To process $P$ and $A$, CCM first computes a CBC-MAC over $A$ and $P$ to produce a tag $T$. It then encrypts $P$ using CTR mode encryption to produce a ciphertext $C'$. Finally, it encrypts $T$ using a single CTR block to produce an encrypted tag $C_T$. The output of CCM is $C$ and $C_T$.

What is missing from this description is how CCM constructs the (128 bit) IV block for CBC-MAC and the (128 bit) initial counter value for CTR mode. Both of these are constructed from the 104 bit nonce $N$ as follows:

$\begin{align} IV &\gets Flag_1 || N || Length(A + P)_{16} \\ CTR_0 &\gets Flag_2 || N || 0^{16} \end{align}$

where $Flag_1$ and $Flag_2$ are two distinct 8 bit values (you can look up their definitions in the RFC).

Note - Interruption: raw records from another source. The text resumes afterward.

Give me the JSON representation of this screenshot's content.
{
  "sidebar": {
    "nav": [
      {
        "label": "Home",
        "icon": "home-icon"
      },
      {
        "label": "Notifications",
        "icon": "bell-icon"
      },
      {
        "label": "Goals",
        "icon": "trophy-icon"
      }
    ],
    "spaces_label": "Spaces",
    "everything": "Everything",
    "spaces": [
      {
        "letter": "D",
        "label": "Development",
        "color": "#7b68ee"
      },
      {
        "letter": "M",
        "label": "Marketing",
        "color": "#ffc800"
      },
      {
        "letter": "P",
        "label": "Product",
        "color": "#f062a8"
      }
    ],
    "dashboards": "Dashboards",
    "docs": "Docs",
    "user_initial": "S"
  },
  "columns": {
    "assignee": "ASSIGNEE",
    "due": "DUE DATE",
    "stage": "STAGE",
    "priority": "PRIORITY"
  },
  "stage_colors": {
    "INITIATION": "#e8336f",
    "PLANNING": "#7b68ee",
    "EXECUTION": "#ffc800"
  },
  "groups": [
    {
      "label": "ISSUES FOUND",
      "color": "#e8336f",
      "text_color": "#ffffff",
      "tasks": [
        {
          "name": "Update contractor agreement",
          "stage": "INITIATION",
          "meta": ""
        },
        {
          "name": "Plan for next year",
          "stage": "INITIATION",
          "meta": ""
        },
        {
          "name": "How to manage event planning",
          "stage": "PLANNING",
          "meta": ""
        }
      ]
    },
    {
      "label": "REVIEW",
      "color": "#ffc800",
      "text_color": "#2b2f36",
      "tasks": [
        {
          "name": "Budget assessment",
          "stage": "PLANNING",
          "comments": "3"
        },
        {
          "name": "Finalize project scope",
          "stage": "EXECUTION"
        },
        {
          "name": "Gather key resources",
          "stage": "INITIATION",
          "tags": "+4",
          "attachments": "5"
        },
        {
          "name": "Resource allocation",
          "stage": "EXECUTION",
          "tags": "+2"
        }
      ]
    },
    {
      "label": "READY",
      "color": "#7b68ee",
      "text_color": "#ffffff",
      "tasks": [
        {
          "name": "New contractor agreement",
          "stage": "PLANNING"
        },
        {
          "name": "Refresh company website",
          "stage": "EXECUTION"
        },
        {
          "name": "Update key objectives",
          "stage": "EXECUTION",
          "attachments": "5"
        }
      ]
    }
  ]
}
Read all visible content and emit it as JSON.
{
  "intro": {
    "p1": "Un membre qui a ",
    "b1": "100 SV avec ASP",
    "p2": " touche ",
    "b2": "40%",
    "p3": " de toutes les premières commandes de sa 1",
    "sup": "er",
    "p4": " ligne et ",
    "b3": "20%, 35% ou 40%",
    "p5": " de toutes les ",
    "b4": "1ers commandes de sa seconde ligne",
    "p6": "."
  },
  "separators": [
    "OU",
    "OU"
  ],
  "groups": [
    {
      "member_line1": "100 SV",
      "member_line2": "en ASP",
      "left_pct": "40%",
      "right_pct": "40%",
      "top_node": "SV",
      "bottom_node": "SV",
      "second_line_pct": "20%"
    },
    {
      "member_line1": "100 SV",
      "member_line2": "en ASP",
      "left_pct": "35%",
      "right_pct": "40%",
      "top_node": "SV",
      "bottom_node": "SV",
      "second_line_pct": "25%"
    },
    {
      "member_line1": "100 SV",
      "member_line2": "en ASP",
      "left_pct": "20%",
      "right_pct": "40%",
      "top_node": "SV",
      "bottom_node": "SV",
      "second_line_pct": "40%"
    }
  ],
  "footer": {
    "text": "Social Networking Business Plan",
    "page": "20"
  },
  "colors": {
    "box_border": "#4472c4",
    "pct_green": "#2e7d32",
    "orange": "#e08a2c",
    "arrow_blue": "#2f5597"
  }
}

###CCMP### CCM is a stateless authenticated encryption scheme. As such, it cannot protect against replay attacks. Essentially, the purpose of CCMP is to add replay protection on top of CCM by introducing some state. In particular, CCMP maintains a 48 bit counter called the packet number (PN in your diagram) which is incremented for each encrypted IEEE 802.11 frame. Since CCMP uses CCM, one of its responsibilities is to create the 104 bit nonce $N$. This is what is shown in your diagram above. Basically, $N$ is created from the 48 bit MAC address of the sender ($A2$ in your diagram), the 48 bit packet number PN, and a 8 bit flag $Flag$ which encodes various IEEE 802.11 settings, in the following way:

$\begin{equation} N \gets Flag || A_2 || PN \end{equation}$

Thus, when this 104 bit nonce is feed into CCM, the 128 bit IV and 128 bit initial CTR value, will look like this:

$\begin{align} IV &\gets Flag_1 || Flag || A2 || PN || Length(A + P)_{16} \\ CTR_0 &\gets Flag_2 || Flag || A2 || PN || 0^{16} \end{align}$

This is essentially all that is happening in your diagram above. The value TK corresponds to what I called $K$ as the input to CCM.